5.1. The genetics of sex determination

The dioecy of Cannabis is genetically controlled (Figure 2). Hemp is diploid (2n = 20), with nine pairs of autosomes and one pair of sex chromosomes. Female plants are homogametic with XX chromosomes and male plants are heterogametic with an XY sex chromosome pair (Moliterni et al., 2004). Cannabis thus represents a rare case among the flowering plants in which sex chromosomes have been identified (Charlesworth, 2016).
The diploid genome size of female Cannabis plants is estimated to be 1636 Mbp, that of a male plant 1683 Mbp by flow cytometry (Sakamoto et al., 1998). The sex chromosomes of Cannabis are the largest in the chromosomal complement, they are estimated to comprise 6.5 % (Y chromosome) and 6.1 % (X chromosome) of the total length of the genome (Divashuk et al., 2014). Assuming that those estimates roughly correspond to length in base pairs (which is most certainly an oversimplification), the X chromosome would be 102.7 Mbp in size, and the Y chromosome 109.4 Mbp. This is close to the size of the X and Y chromosomes as determined by genome sequencing (Figure 5, Supplementary Table 1). However, the flow cytometry results mentioned above (Sakamoto et al., 1998) indicate that the Y chromosome is 47 Mb larger than the X chromosome (1683 Mb - 1636 Mb = 47 Mb). Flow cytometry analyses of otherCannabis varieties yielded very similar results (Faux et al., 2014). It is not clear where the discrepancy between genome sequencing and flow cytometry measurements is coming from. Structural genomic variations between different Cannabis plants as well as problems in assembling the sex chromosomes may both play a role.

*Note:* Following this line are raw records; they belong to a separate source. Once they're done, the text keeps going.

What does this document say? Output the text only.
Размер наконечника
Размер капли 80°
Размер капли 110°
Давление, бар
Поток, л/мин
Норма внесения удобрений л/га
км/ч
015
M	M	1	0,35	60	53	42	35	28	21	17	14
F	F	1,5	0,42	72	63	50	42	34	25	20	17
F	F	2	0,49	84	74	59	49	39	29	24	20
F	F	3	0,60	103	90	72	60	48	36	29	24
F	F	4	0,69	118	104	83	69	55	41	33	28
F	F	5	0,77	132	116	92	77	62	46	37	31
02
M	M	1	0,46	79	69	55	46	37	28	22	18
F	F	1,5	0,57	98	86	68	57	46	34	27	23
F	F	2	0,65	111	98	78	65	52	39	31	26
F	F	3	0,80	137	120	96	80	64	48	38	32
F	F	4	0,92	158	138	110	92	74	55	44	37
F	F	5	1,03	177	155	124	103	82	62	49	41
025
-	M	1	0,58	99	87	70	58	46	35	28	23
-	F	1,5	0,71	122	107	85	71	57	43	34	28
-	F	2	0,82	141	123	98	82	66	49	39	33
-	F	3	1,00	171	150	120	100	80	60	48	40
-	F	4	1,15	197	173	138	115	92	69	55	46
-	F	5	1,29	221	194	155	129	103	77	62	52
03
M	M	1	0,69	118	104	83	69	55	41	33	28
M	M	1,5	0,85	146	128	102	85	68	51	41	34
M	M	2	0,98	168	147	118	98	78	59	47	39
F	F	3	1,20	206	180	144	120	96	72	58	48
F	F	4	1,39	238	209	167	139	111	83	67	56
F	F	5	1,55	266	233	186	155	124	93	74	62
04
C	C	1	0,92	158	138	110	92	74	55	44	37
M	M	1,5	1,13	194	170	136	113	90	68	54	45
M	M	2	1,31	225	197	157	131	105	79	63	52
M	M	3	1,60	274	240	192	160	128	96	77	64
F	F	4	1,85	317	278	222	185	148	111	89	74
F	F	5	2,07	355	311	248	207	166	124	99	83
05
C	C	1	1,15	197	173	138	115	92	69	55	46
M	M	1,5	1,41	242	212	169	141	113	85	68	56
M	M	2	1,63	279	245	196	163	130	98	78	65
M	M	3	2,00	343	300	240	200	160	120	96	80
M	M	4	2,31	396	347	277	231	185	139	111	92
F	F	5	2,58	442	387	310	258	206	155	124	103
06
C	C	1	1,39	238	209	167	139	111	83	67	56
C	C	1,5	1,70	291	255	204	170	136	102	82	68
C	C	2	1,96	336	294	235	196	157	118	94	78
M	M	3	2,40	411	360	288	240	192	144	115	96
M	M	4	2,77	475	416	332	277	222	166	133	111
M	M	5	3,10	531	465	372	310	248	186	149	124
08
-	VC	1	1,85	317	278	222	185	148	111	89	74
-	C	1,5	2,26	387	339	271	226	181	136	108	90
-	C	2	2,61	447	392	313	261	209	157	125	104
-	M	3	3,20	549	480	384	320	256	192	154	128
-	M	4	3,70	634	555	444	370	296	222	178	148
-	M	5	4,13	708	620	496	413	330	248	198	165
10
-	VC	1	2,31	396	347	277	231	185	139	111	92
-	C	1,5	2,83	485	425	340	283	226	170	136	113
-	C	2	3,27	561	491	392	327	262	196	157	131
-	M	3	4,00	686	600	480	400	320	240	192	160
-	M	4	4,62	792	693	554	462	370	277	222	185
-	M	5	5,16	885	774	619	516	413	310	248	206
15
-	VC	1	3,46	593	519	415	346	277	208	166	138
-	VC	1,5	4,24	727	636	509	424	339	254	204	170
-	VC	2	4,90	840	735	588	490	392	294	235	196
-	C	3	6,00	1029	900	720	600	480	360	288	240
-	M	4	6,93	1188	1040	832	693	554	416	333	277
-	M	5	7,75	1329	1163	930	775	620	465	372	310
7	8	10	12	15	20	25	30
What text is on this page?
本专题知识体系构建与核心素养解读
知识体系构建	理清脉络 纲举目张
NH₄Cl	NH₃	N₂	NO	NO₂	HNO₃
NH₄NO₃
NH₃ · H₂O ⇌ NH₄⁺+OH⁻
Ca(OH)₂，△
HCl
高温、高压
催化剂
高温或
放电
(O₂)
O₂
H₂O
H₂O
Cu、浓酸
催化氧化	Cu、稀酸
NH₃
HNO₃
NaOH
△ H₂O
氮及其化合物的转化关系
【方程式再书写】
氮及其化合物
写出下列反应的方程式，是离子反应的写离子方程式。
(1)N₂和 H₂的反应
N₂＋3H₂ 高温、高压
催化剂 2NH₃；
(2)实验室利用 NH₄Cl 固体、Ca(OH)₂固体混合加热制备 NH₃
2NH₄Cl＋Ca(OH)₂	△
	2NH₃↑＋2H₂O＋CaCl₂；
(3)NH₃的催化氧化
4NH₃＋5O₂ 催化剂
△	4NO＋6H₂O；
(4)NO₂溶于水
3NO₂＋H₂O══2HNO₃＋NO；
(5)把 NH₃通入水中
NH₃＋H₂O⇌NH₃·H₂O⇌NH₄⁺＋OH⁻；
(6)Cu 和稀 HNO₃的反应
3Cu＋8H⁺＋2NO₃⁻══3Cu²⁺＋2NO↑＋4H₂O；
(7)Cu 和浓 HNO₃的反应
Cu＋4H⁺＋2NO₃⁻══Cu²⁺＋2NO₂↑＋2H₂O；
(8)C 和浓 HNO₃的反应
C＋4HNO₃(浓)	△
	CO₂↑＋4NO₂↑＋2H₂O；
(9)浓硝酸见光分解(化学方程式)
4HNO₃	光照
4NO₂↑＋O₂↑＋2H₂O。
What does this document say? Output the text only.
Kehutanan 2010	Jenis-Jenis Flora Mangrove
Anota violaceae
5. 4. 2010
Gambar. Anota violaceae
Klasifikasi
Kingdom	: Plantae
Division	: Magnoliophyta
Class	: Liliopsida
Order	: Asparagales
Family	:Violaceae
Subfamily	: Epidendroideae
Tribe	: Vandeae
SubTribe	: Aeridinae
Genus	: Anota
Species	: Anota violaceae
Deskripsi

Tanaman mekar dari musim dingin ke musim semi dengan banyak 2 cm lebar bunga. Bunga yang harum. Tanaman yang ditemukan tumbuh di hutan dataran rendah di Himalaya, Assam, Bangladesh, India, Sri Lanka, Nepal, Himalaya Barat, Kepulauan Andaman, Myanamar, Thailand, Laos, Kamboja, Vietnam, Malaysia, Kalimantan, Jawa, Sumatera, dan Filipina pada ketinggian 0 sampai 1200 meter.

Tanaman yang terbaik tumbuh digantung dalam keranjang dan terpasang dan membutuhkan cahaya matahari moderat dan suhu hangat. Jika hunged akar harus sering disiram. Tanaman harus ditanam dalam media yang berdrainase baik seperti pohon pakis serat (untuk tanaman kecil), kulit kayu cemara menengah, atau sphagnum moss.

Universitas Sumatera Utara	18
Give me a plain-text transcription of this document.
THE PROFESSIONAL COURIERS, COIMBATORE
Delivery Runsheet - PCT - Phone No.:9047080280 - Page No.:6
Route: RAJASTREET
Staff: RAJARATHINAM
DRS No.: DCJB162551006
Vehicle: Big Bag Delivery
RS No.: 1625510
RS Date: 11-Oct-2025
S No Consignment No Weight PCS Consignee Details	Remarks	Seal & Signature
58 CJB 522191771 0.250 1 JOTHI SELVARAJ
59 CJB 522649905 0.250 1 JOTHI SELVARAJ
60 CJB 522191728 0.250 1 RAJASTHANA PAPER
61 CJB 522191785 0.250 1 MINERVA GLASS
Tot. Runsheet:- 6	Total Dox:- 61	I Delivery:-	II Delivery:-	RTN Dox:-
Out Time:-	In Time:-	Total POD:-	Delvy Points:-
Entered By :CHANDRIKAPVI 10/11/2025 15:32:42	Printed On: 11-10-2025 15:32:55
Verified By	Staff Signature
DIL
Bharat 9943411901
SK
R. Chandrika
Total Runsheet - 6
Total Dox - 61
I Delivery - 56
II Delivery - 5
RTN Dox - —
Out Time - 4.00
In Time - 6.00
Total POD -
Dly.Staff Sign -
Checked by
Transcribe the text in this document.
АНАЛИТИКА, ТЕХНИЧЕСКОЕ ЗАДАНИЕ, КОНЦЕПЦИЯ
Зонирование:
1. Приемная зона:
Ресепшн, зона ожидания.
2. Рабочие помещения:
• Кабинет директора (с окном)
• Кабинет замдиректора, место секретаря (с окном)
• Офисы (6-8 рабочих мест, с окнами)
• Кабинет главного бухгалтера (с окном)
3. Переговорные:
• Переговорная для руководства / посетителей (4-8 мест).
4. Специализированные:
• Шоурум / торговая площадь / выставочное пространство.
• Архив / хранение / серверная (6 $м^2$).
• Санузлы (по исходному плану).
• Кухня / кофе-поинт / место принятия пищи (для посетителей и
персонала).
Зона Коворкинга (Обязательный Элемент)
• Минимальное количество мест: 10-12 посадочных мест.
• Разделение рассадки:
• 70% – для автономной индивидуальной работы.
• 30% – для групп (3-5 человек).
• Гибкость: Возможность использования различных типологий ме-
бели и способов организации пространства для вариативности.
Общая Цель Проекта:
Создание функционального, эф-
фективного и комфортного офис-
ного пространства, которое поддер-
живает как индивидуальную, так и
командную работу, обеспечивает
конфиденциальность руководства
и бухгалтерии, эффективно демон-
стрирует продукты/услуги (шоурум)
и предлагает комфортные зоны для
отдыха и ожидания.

Detailed analyses of the sex chromosomes revealed that the pseudo-autosomal region on the X chromosome (i.e. the region still recombining with the Y chromosome) is ca. 30 Mb in size, whereas the X-specific region (which is not recombining with the Y chromosome) is ca. 75 Mbp in size (Prentout et al., 2020). Prentout et al. also identified ca. 500 sex-linked genes, i.e. alleles that are inherited in a sex-linked fashion (e.g. only from father to daughter, not from father to son for X-hemizygous alleles). It will be especially interesting to analyse the X chromosome alleles that have no Y chromosome counterpart in detail in the future, as they may contribute to sex determination.
Whereas gene density on the X chromosome appears to be similar to autosomes, about 70 % of the genes on the Y chromosomes have been estimated to be lost (Prentout et al., 2020). One explanation for the relatively large size of the Y chromosome despite substantial gene losses seems to be the accumulation of transposons and other repetitive elements (Sakamoto et al., 2000). Prevalence of transposable elements on the Y chromosome might also help to explain difficulties in chromosome assembly and discrepancies in size estimates.
Despite progress in identification and sequencing the sex chromosomes of Cannabis , not much is known about the molecular circuits involved in sex determination. Some confusion exists as to what the genetic ‘mode’ of sex determination is (Kovalchuk et al., 2020; Vergara et al., 2016). Some reports suggest the mode is similar to humans and other mammals, where the presence or absence of the Y chromosome determines the sex: humans carrying a Y chromosome are almost always phenotypically male, those without a Y chromosome are female, with autosomes or extra X chromosomes bearing little consequence on the sex determination (Gamble and Zarkower, 2012; Sakamoto et al., 1998). An alternative view is that the X chromosome to autosome ratio determines the sex (Westergaard, 1958). This would be somehow similar to Drosophila, where the number of X chromosomes determines the sex, with the presence or absence of the Y chromosome having limited relevance (Gamble and Zarkower, 2012). In this model, the Y chromosome essentially becomes a ‘placeholder’, lowering the number of X chromosomes.
Experimental evidence supporting the one or the other mode of sex determination is surprisingly scarce. Warmke and Davidson used colchicine to produce tetraploid Cannabis plants (Warmke and Davidson, 1944). Strikingly, a cross between a tetraploid female and a diploid male plant yielded female and female-hermaphrodites, but no male plants, though half of the progeny should have an XXY chromosome constitution (Warmke and Davidson, 1944). This is evidence that the Y chromosome does not play a role as prominent as in humans in sex determination in Cannabis, but that an X to autosome ratio model for sex determination might apply.
It is important to note that, even if an X to autosome ratio model applies in Cannabis, this does not mean that the Y chromosome is dispensable for the development of male plants. In Drosophila, the Y chromosome is not involved in sex determination but encodes genes required for male fertility, such that XO flies are phenotypically male but sterile (Gamble and Zarkower, 2012). Likewise, Y chromosome specific genes in Cannabis may well play a critical role in male plant development, even if not involved in bona fide sex determination (McKernan et al., 2020).